The Washington City Paper, Washington DC, August 2002 © Louis Jacobson. Posted by permission of the author.


During the mid-'90s, when author C.M. Mayo was living in Mexico City, the capital was in a seemingly unshakable funk. President Carlos Salinas de Gortari had slipped into scandal-ridden retirement. The leading presidential candidate, Luis Donoldo Colosio, had been gunned down while campaigning. Crime, both drug-linked and petty, was soaring. The peso had been devalued.

Mayo decided that she needed to see Mexico from a different perspective, if only to clear her head. So she decided to visit Baja California, the mountainous, 1,000-mile-long peninsula on Mexico's Pacific coast. "I was incredibly curious," Mayo says. "I had been to a resort city in Baja, but I didn't know what lay beyond it. I could see the mountains, and I was told that people lived in there and hunted deer to survive. It was all very mysterious. I said to myself, I don't know about this place, but I need to."

Mayo, who now alternates between homes in Mexico City and Washington, eventually returned to Baja for weeks at a time, over a period of four years. Her memoir of these visits, Miraculous Air: Journey of a Thousand Miles through Baja California, the Other Mexico, will be published this fall. [update 2007: paperback edition now available]

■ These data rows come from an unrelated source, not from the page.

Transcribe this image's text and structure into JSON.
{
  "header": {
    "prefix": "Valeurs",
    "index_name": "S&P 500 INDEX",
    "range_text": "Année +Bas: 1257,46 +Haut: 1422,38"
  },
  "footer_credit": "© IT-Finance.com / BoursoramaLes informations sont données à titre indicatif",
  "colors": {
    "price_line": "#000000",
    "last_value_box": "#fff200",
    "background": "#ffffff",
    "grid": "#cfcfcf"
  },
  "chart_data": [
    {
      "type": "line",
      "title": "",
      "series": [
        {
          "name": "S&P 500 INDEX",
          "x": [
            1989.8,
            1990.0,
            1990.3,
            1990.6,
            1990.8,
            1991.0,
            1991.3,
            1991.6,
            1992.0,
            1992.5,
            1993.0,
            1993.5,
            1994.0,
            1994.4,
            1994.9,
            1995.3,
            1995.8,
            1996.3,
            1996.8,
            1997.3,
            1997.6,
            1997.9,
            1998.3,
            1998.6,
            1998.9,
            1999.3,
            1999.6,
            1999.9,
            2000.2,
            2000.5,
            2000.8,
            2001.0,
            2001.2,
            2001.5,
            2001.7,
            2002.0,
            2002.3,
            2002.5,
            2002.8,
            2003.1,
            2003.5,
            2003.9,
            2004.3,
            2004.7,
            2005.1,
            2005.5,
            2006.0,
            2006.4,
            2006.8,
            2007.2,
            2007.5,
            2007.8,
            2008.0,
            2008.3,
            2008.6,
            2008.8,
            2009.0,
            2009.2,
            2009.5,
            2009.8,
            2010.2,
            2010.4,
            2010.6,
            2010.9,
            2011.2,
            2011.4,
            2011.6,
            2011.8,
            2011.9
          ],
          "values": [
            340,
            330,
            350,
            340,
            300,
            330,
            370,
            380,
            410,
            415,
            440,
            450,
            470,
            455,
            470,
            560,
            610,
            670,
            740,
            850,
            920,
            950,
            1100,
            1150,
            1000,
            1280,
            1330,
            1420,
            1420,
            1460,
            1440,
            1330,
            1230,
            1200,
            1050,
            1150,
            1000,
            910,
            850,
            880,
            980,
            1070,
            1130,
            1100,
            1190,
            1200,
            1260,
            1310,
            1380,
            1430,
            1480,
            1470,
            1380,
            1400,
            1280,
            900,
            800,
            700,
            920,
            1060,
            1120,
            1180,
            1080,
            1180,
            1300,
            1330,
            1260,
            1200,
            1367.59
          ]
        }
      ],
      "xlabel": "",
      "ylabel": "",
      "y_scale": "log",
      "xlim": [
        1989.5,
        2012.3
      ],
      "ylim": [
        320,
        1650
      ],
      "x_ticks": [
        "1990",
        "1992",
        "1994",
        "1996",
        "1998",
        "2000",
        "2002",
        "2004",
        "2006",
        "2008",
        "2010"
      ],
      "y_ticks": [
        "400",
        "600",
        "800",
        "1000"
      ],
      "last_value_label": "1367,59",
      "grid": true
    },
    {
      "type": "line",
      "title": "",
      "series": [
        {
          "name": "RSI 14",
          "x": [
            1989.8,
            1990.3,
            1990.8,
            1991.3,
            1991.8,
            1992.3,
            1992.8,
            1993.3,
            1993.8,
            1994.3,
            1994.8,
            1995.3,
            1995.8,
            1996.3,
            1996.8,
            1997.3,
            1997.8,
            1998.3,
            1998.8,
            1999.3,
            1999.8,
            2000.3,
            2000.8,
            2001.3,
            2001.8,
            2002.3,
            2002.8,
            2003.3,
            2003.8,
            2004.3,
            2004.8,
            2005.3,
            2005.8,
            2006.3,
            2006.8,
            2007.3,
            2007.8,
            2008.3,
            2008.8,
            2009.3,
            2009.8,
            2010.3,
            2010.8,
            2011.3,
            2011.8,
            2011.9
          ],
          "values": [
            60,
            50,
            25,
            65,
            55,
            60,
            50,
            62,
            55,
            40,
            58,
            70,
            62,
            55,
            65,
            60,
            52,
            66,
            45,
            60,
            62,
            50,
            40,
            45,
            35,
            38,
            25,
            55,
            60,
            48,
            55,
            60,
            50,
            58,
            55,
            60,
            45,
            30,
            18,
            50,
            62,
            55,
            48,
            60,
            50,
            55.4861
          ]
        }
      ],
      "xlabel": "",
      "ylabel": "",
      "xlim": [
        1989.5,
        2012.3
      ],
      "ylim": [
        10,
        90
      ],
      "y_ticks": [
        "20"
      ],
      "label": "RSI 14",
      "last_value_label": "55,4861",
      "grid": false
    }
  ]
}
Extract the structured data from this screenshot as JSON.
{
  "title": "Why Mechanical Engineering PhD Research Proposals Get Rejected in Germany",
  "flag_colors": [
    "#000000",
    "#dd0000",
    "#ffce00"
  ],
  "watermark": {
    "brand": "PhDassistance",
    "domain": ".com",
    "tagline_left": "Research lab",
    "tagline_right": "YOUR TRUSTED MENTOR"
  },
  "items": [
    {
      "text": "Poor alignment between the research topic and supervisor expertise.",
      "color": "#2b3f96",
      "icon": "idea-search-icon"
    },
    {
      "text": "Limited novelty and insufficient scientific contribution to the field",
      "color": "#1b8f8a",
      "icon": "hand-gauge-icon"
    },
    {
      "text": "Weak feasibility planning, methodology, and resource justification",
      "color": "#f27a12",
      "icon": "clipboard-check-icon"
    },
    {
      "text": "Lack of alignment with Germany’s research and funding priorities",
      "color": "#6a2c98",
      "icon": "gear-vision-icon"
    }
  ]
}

Baja California is as distant from cosmopolitan Mexico City as Appalachia is from Washington. "In a literal sense," she says, "it's a parallel Mexico, lying across the Sea of Cortez from the mainland." Outside the handful of resort cities that dot the coast and the teeming border cities of Tijuana and Mexicali, Baja is a land of subsistence ranches, where people raise goats and, if they're able to, limes and oranges. Though the peninsula's population is roughly 2.8 million, Tijuana and Mexicali account for three-quarters of that total. In the rest of Baja, long-running family ties mean that everybody seems to know everybody else.

Mayo sometimes visited Baja alone, sometimes with her sister. They stayed in nice hotels, private homes, tents— and occasionally, she says, "a few hotels where I did not want to touch the sheets." Mayo set up meetings in advance, but she often found that the most interesting conversations were the ones that happened by chance. Once, she wanted to see a remote, abandoned Jesuit mission; a rancher volunteered to serve as her guide, but the trip never materialized because her guide couldn't locate a mule.

Instead, the man told Mayo his life story. He had worked on the road crew that, in 1973, completed the Transpeninsular Highway— the public-works project that Baja residents still remember as the harbinger of modernity. (Before that, making a trip to the doctor's office meant a three-week burro ride.) For Mayo, conversations like that one helped puncture the stereotype of Baja as little more than a drug-trafficking corridor. "The border area is rough, but in the middle, people are kind," she says.

Mayo, now "in her early 40s," has an unusual background for a literary writer. After growing up in Northern California, she studies economics at the University of Chicago. She married a Mexican economist, Agustín Carstens, and relocated with him to Mexico City in 1986. While there, she worked in investment banking, taught economics, and published two finance text books. After her first collection of stories, Sky Over El Nido, won the Flannery O'Connor Award for Short Fiction in 1995, Mayo decided to focus exclusively on her literary writing.

In recent years, Mayo has gained attention for founding and editing Tameme, the first literary journal to publish side-by-side translations of new American, Canadian, and Mexican writing. Tameme— an ancient Nahuatl word for "messenger"— "is a place for translators to shine," she says. Unlike most literary forums, Tameme includes translators' biographical notes and puts their names on the cover.

Though Mayo returns often to Mexico City, she has spent much of her time since1999 in Washington, where her husband worked for the International Monetary Fund. The DC posting allows her not only to research her upcoming historical novel at local libraries but also to stay in touch with the local writing scene, which she calls "stimulating." "It's small enough not to be overwhelming," she says. "I think that, by contrast, the literary scene in New York would feel like a cannon hose."